According to a local legend, the apparition of Corey appears and walks through the graveyard each time a disaster is about to strike the city. Notably, he was said to have appeared the night before the Great Salem Fire of 1914. The position of Sheriff of Essex County was also said to have suffered from the "curse of Giles Corey," as the holders of that office, since Corwin, had either died or resigned as a result of heart or blood ailments (Corwin died of a heart attack in 1696). The curse was said to have been broken when the sheriff's office was moved from Salem to Middleton in 1991.

===Literature===
Corey is the subject of a Henry Wadsworth Longfellow play entitled Giles Corey of the Salem Farms and an 1893 play, Giles Corey, Yeoman, by Mary Eleanor Wilkins Freeman.

===Popular culture===
Corey is a character in Arthur Miller's play The Crucible (1953), in which he is portrayed as a hot-tempered but honorable man who gives evidence critical to the witch trials.

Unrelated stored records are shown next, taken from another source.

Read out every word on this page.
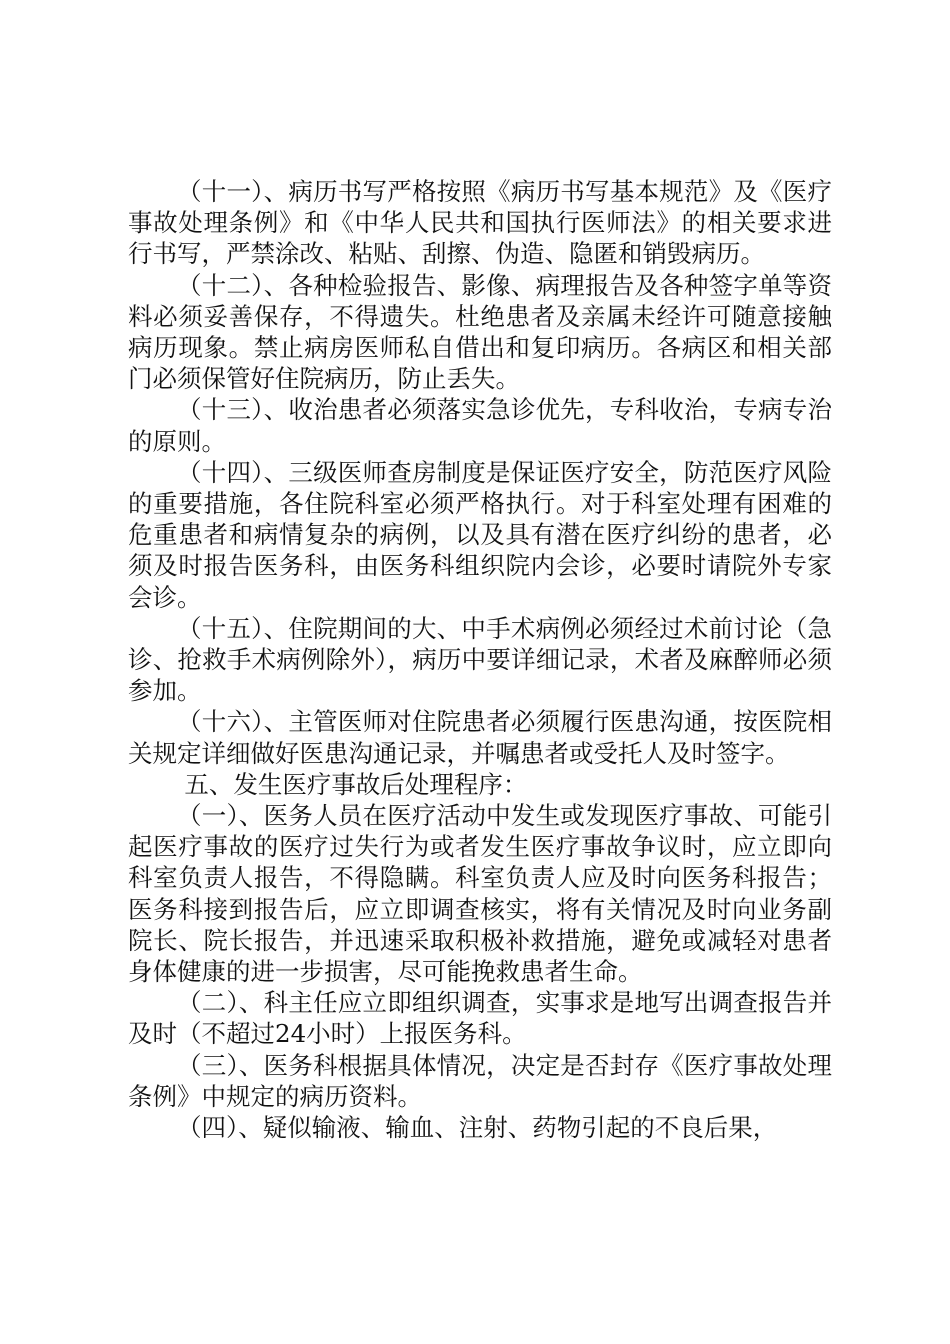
（十一）、病历书写严格按照《病历书写基本规范》及《医疗事故处理条例》和《中华人民共和国执行医师法》的相关要求进行书写，严禁涂改、粘贴、刮擦、伪造、隐匿和销毁病历。

（十二）、各种检验报告、影像、病理报告及各种签字单等资料必须妥善保存，不得遗失。杜绝患者及亲属未经许可随意接触病历现象。禁止病房医师私自借出和复印病历。各病区和相关部门必须保管好住院病历，防止丢失。

（十三）、收治患者必须落实急诊优先，专科收治，专病专治的原则。

（十四）、三级医师查房制度是保证医疗安全，防范医疗风险的重要措施，各住院科室必须严格执行。对于科室处理有困难的危重患者和病情复杂的病例，以及具有潜在医疗纠纷的患者，必须及时报告医务科，由医务科组织院内会诊，必要时请院外专家会诊。

（十五）、住院期间的大、中手术病例必须经过术前讨论（急诊、抢救手术病例除外），病历中要详细记录，术者及麻醉师必须参加。

（十六）、主管医师对住院患者必须履行医患沟通，按医院相关规定详细做好医患沟通记录，并嘱患者或受托人及时签字。

五、发生医疗事故后处理程序：

（一）、医务人员在医疗活动中发生或发现医疗事故、可能引起医疗事故的医疗过失行为或者发生医疗事故争议时，应立即向科室负责人报告，不得隐瞒。科室负责人应及时向医务科报告；医务科接到报告后，应立即调查核实，将有关情况及时向业务副院长、院长报告，并迅速采取积极补救措施，避免或减轻对患者身体健康的进一步损害，尽可能挽救患者生命。

（二）、科主任应立即组织调查，实事求是地写出调查报告并及时（不超过24小时）上报医务科。

（三）、医务科根据具体情况，决定是否封存《医疗事故处理条例》中规定的病历资料。

（四）、疑似输液、输血、注射、药物引起的不良后果，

His wife, Martha, was one of the 19 people hanged during the hysteria on Proctor's Ledge. In The Crucible, Giles feels guilty about his wife's accusation because he had told a minister that Martha had been reading strange books, which was discouraged in that society. Corey also appears in Robert Ward's operatic treatment of the play, in which his role is assigned to a tenor. A movie of the same name was released in 1996, featuring Peter Vaughan as Corey.

Actor Kevin Tighe portrayed Corey in the pilot episode of the WGN television series Salem, in which he is pressed to death in a more-or-less historically accurate manner.

Metalcore band Unearth wrote a song depicting Corey's death on their album III: In the Eyes of Fire.

Corey is the namesake of one of Dan Barrett's musical projects.